论文标题
转换任何人的情绪:转向与说话者无关的情感语音转换
Converting Anyone's Emotion: Towards Speaker-Independent Emotional Voice Conversion
论文作者
论文摘要
情感语音转换旨在将语音的情感从一个状态转换为另一个状态,同时保留语言内容和说话者的身份。先前关于情感语音转换的研究主要是在情感依赖说话者的假设下进行的。我们认为,说话者在语言中表达情绪表达的人之间存在一个共同的代码,因此,情绪状态之间的独立映射是可能的。在本文中,我们提出了一个与扬声器无关的情感语音转换框架,可以在不需要并行数据的情况下转换任何人的情绪。我们提出了一个基于VAW-GAN的编码器结构,以学习频谱和韵律映射。我们通过使用连续小波变换(CWT)对时间依赖性进行建模来执行韵律转换。我们还调查了F0作为解码器的额外输入,以改善情绪转换性能。实验表明,所提出的与说话者无关的框架为可见的和看不见的说话者都取得了竞争成果。

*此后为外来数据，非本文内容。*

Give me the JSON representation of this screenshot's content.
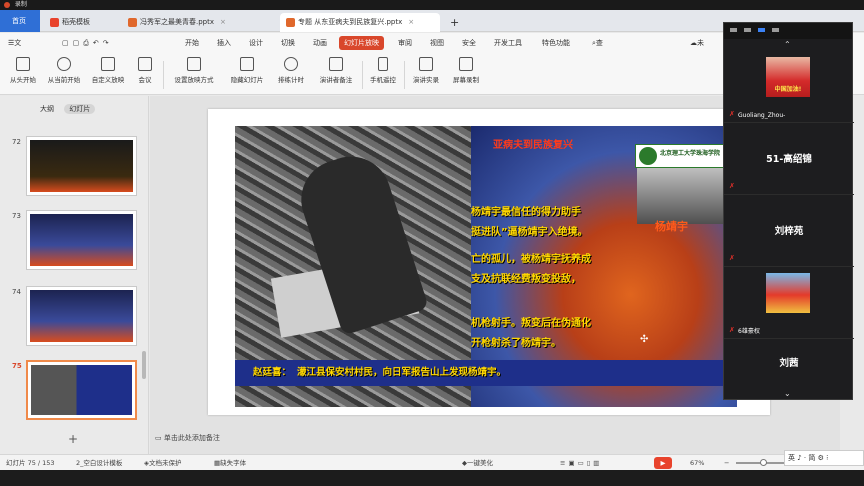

Emotional voice conversion aims to convert the emotion of speech from one state to another while preserving the linguistic content and speaker identity. The prior studies on emotional voice conversion are mostly carried out under the assumption that emotion is speaker-dependent. We consider that there is a common code between speakers for emotional expression in a spoken language, therefore, a speaker-independent mapping between emotional states is possible. In this paper, we propose a speaker-independent emotional voice conversion framework, that can convert anyone's emotion without the need for parallel data. We propose a VAW-GAN based encoder-decoder structure to learn the spectrum and prosody mapping. We perform prosody conversion by using continuous wavelet transform (CWT) to model the temporal dependencies. We also investigate the use of F0 as an additional input to the decoder to improve emotion conversion performance. Experiments show that the proposed speaker-independent framework achieves competitive results for both seen and unseen speakers.